If predictions were made in terms of a minimum effect size that is theoretically or practically relevant, the distinction between the two results would also be visible. For example, a standard criterion for a minimum effect size could be a small effect size of d = .2. Using this criterion, the first study confirms predictions (i.e.., the confidence interval from .8 to 1.2 falls into the region from .2 to infinity), but the second study does not, d = .01 to .41 is partially outside the interval from .2 to infinity. In this case, the data are inconclusive.

If the population effect size is zero (e.g., effect of random future events on behavior), confidence intervals will cluster around zero. This makes it hard to fit confidence intervals within a region that is below a minimum effect size (e.g., d = -.2 to d = .2). This is the reason why it is empirically difficult to provide evidence for the absence of an effect. Reducing the minimum effect size makes it even harder and eventually impossible. However, logically there is nothing special about providing evidence for the absence of an effect. We are again dividing the range of plausible effects into two regions: (a) values below the minimum effect size and (b) values above the minimum effect size. We then decide in favor of the interval that fully contains the confidence interval. Of course, we can do this also without an a priori range of effect sizes. For example, if we find a confidence interval ranging from -.15 to +.18, we can infer from this finding that the population effect size is small (less than .2).

But What about Bayesian Statistics?

Bayesian statistics also uses information about effect sizes and sampling error. The main difference is that Bayesians assume that we have prior knowledge that can inform our interpretation of results. For example, if one-hundred studies already tested the same hypothesis, we can use the information of these studies. In this case, it would also be possible to conduct a meta-analysis and to draw inferences on evidence from all 101 studies, rather than just a single study. Bayesians also sometimes incorporate information that is harder to quantify. However, the main logic of hypothesis testing with confidence intervals or Bayesian credibility intervals does not change. Ironically, Bayesians also tend to use alpha = .05 when they report 95% credibility intervals. The only difference is that information that is external to the data (prior distributions) is used, whereas confidence intervals rely exclusively on information from the data.

Conclusion

I hope that this blog post helps researchers to better understand what they are doing. Empirical studies provides estimates of two important statistics, an effect size estimate and an sampling error estimate. This information can be used to create intervals that specify a range of values that are likely to contain the population effect size. Hypotheses testing divides the range of possible values into regions and decides in favor of hypotheses that fully contain the confidence interval. However, hypothesis testing is redundant and less informative because we can simply decide in favor of the values that are inside the confidence interval which is smaller than the range of values specified by a theoretical prediction.
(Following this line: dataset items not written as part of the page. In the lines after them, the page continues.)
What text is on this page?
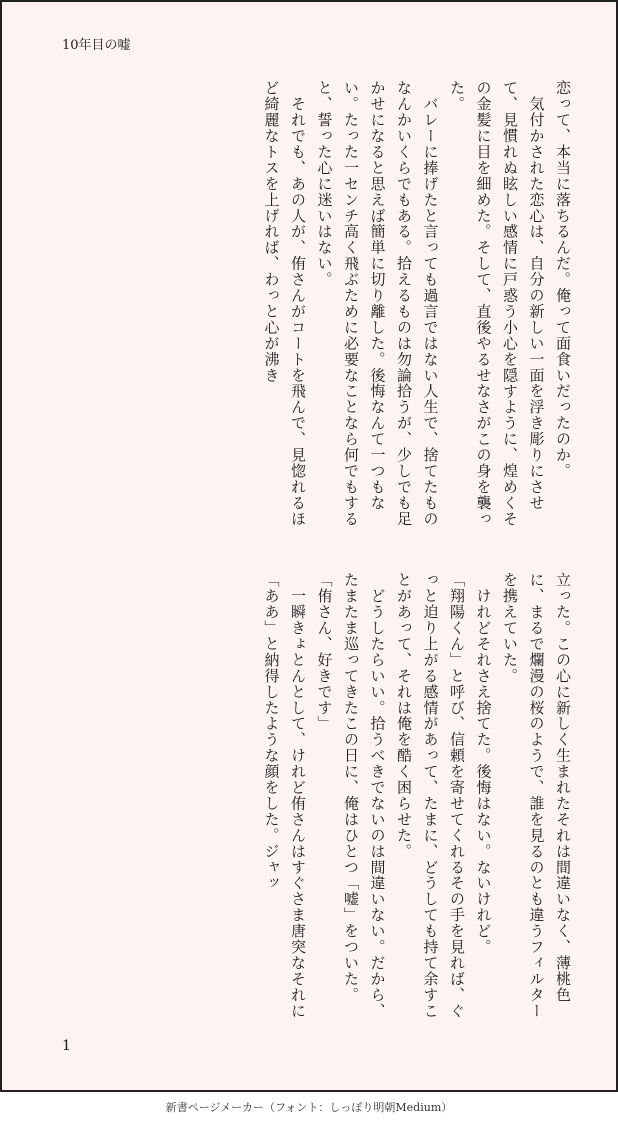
10年目の嘘
恋って、本当に落ちるんだ。俺って面食いだったのか。
　気付かされた恋心は、自分の新しい一面を浮き彫りにさせて、見慣れぬ眩しい感情に戸惑う小心を隠すように、煌めくその金髪に目を細めた。そして、直後やるせなさがこの身を襲った。
　バレーに捧げたと言っても過言ではない人生で、捨てたものなんかいくらでもある。拾えるものは勿論拾うが、少しでも足かせになると思えば簡単に切り離した。後悔なんて一つもない。たった一センチ高く飛ぶために必要なことなら何でもすると、誓った心に迷いはない。
　それでも、あの人が、侑さんがコートを飛んで、見惚れるほど綺麗なトスを上げれば、わっと心が沸き
立った。この心に新しく生まれたそれは間違いなく、薄桃色に、まるで爛漫の桜のようで、誰を見るのとも違うフィルターを携えていた。
　けれどそれさえ捨てた。後悔はない。ないけれど。
「翔陽くん」と呼び、信頼を寄せてくれるその手を見れば、ぐっと迫り上がる感情があって、たまに、どうしても持て余すことがあって、それは俺を酷く困らせた。
　どうしたらいい。拾うべきでないのは間違いない。だから、たまたま巡ってきたこの日に、俺はひとつ「嘘」をついた。
「侑さん、好きです」
　一瞬きょとんとして、けれど侑さんはすぐさま唐突なそれに「ああ」と納得したような顔をした。ジャッ
1
新書ページメーカー（フォント：しっぽり明朝Medium）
The use of confidence intervals makes it possible to identify weak evidence (confidence interval excludes zero, but not very small values that are not theoretically interesting) and also makes it possible to provide evidence for the absence of an effect (confidence interval only includes trivial values).

A common criticism of hypothesis testing is that it is difficult to understand and not intuitive. The use of confidence intervals solves this problem. Seeing whether a small objects fits into a larger object is probably achieved at some early developmental stage in Piaget’s model and most applied research workers should be able to carry out these comparisons. Standardized effect sizes also help with evaluating the size of objects. Thus, confidence intervals provide all of the information that applied research workers need to carry out empirical studies and to draw inferences from these studies. The main statistical challenge is to obtain estimates of sampling error in complex designs; that is the job of statisticians. The main job of empirical research workers is to collect theoretically or practically important data with small sampling error.